Испанка, не задумываясь, отвечала на все вопросы, голос был ровным и любезным, лицо, как всегда, ничего не выражало, но глаза смотрели очень внимательно. Дженнифер, в свою очередь, сразу дала понять, что нынешним утром уже раскаялась во вчерашнем недостойном поведении. С виноватым выражением лица, робко задавая самые невинные вопросы и словно с неохотой постепенно расставаясь со своими подозрениями, она добилась легкой презрительной улыбки, скользнувшей по губам доньи Франциски. Дженнифер с удовольствием отметила это, как и уменьшившуюся настороженность ее взгляда. Она продолжала разговор, не выходя из своего покорно-смущенного образа, чтобы усыпить бдительность коварной испанки.

Этот спектакль мог бы порадовать и удивить Стивена и до глубины души потрясти миссис Силвер. Завершением беседы стал обмен изящнейшими лицемерными заверениями: Дженнифер без конца расшаркивалась за вчерашние глупости, а донья Франциска признавала явное недоразумение и уверяла, что, как только выяснятся какие-либо факты, она сразу же даст ей знать…

В это время колокол возвестил об утренней службе, и Дженнифер, игравшей двойную роль гостьи монастыря и кающейся грешницы, не оставалось ничего другого, как принять приглашение испанки проследовать за ней в церковь и тосковать там до окончания этой, похоже, бесконечной службы.

После службы веселее не стало. Донья Франциска с любезным видом предложила ей посмотреть вещи кузины и решить, что с ними делать. Дженнифер не смогла придумать убедительных причин для отказа. Ей вдруг пришла в голову мысль, что испанка специально не выпускает ее из поля зрения, и Дженнифер испытала легкий укол страха. Но, к счастью, донья Франциска отправилась по делам, поручив ее сестре Мари-Аннет, круглолицей женщине лет сорока.

Целый час она искала подобающий предлог, чтобы вырваться от сострадательной и явно изголодавшейся по сплетням сестры Мари-Аннет. Но наконец она нашла единственное приемлемое для монахини объяснение и попросила оставить ее одну, чтобы еще раз совершить паломничество на могилу кузины.

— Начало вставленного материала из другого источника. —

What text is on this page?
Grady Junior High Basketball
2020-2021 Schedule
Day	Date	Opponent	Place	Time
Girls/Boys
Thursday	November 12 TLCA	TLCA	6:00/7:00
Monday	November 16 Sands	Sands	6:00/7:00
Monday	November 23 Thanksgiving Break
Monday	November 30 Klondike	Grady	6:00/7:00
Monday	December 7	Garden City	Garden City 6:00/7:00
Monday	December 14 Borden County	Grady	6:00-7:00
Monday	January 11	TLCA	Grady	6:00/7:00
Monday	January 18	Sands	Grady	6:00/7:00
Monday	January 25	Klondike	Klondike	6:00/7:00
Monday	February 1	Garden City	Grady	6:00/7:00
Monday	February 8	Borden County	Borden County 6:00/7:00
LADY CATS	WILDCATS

Она торопливо покинула залитый солнечным светом коридор, сопровождаемая пристальными взглядами святых, спустилась по лестнице и, пройдя через вестибюль, вышла из здания. Сироты, окружив двух юных монахинь, собрались под аркой возле трапезной перед началом каких-то занятий, поэтому Дженни повернула в другую сторону, чтобы пройти в сад через западную дверь церкви.

Там, дойдя до середины главного нефа, она заметила Селесту и донью Франциску, обе были заняты какой-то работой. Дженнифер тут же пожалела, что пришла сюда.

Но они не замечали ее. Селеста вообще вряд ли могла увидеть Дженнифер. Она сидела на нижней ступеньке перед алтарем и, отогнув край настенного гобелена, штопала его, прокладывая крошечные аккуратные стежки. Донья Франциска устроилась повыше, на стуле, который во время службы, видимо, занимал священник, и протирала один из алтарных канделябров. Ее длинные пальцы касались малейшего изгиба, они не просто до блеска чистили подсвечники, а словно ласкали и нежили его. Но в то же время она не смотрела на то, что делает, ее взгляд был устремлен на склоненную головку девушки, и Дженнифер, в чьей памяти со вчерашней ночи жило разъяренное до безумия лицо испанки, была потрясена его выражением в эту минуту. Сейчас это было лицо, знавшее глубину и тяжесть поражений, исполненное страстного желания забыть все и отдаться горячему, безудержному чувству любви и нежности. Любовь… знавшая лишь бесплодное и всепоглощающее разочарование. На Дженнифер волной накатила острая неприязнь, и она быстро прошла к южным дверям. Донья Франциска на мгновение подняла глаза, проводила ее туманным взором и, словно не заметив, перевела взгляд на подсвечник.

Сердце Дженнифер тревожно забилось, она почти выбежала навстречу милому солнечному саду, где мирно трудилась добрая старушка-садовница.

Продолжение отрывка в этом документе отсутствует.